Le Tribunal judiciaire de Paris, le 8 octobre 2025, statue sur un litige né de la résiliation d’un contrat de location après un sinistre total. Le preneur conteste la validité d’une clause contractuelle et les indemnités réclamées. Le tribunal valide la clause dérogatoire mais rejette la créance pour défaut de justification. Il accorde des dommages-intérêts au preneur pour préjudice d’anxiété.

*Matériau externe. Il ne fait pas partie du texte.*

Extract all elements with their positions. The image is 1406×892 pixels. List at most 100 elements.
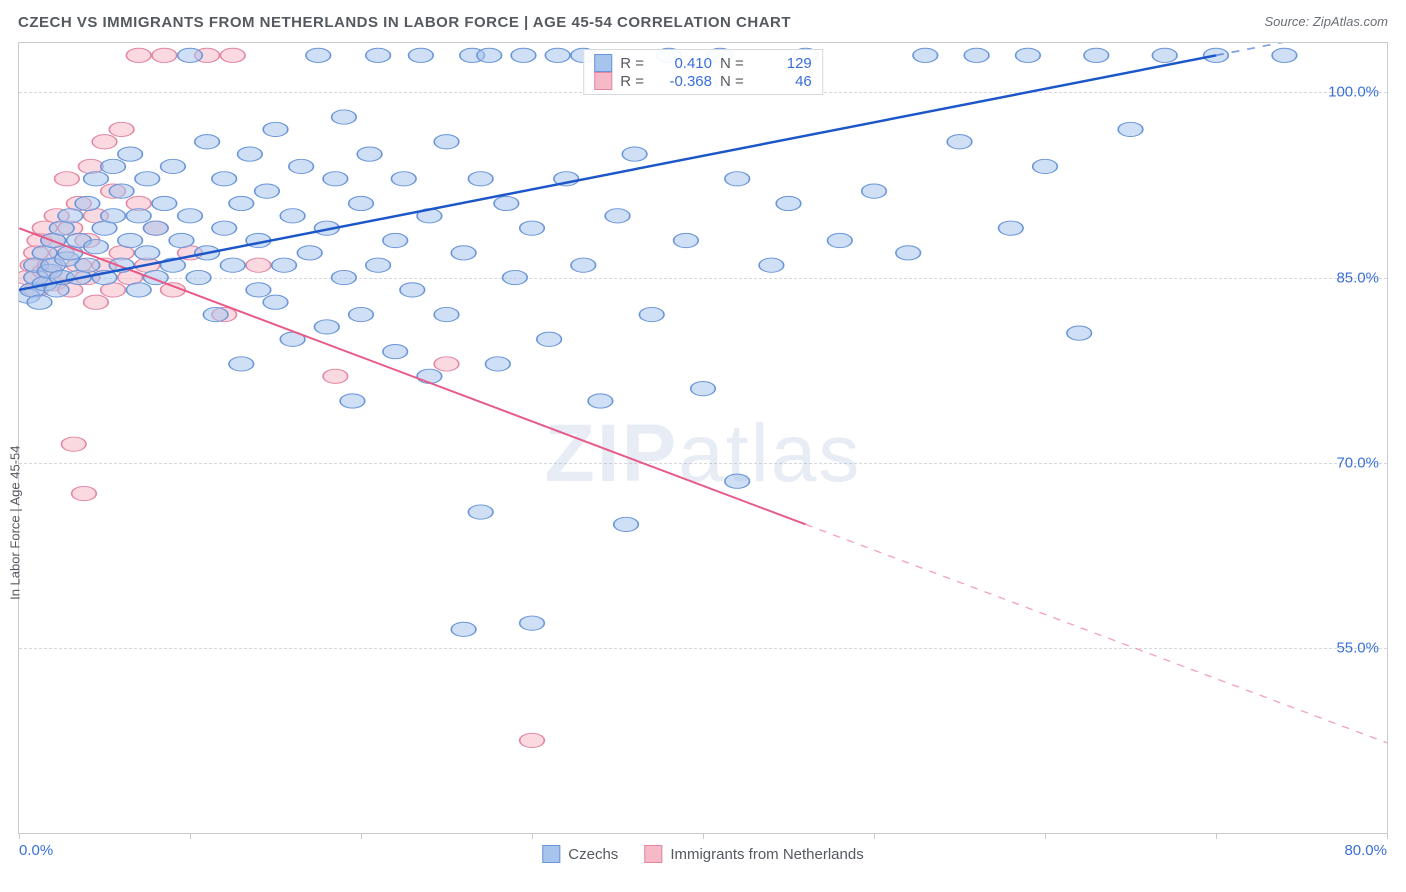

La validation d’une clause dérogatoire au droit commun
Le tribunal admet la licéité d’une stipulation contractuelle modifiant le régime légal. Les juges estiment que l’article 1722 du Code civil n’est pas d’ordre public. En conséquence, les parties peuvent librement y déroger par une convention contraire. Le tribunal retient que l’article 6 du contrat, signé par les deux parties, est dérogatoire aux articles 1722 et 1732 du code civil qui ne sont pas d’ordre public. (Sur l’application du contrat et sa résolution) Cette solution consacre le principe de liberté contractuelle. Elle permet d’adapter les effets de la perte fortuite aux spécificités du contrat.
La clause échappe également à la sanction pour déséquilibre significatif. Le tribunal relève que cet article 6 prévoit une situation légitime dans la vie du contrat. Son dénouement est applicable à chacune des parties selon les juges. L’intervention d’un assureur constitue une garantie pour le locataire. Le tribunal confirmera la validité de l’article 6 du contrat. (Sur l’application du contrat et sa résolution) Cette analyse restreint la portée de l’article 1171 du Code civil. Elle souligne la nécessité de démontrer concrètement le déséquilibre allégué.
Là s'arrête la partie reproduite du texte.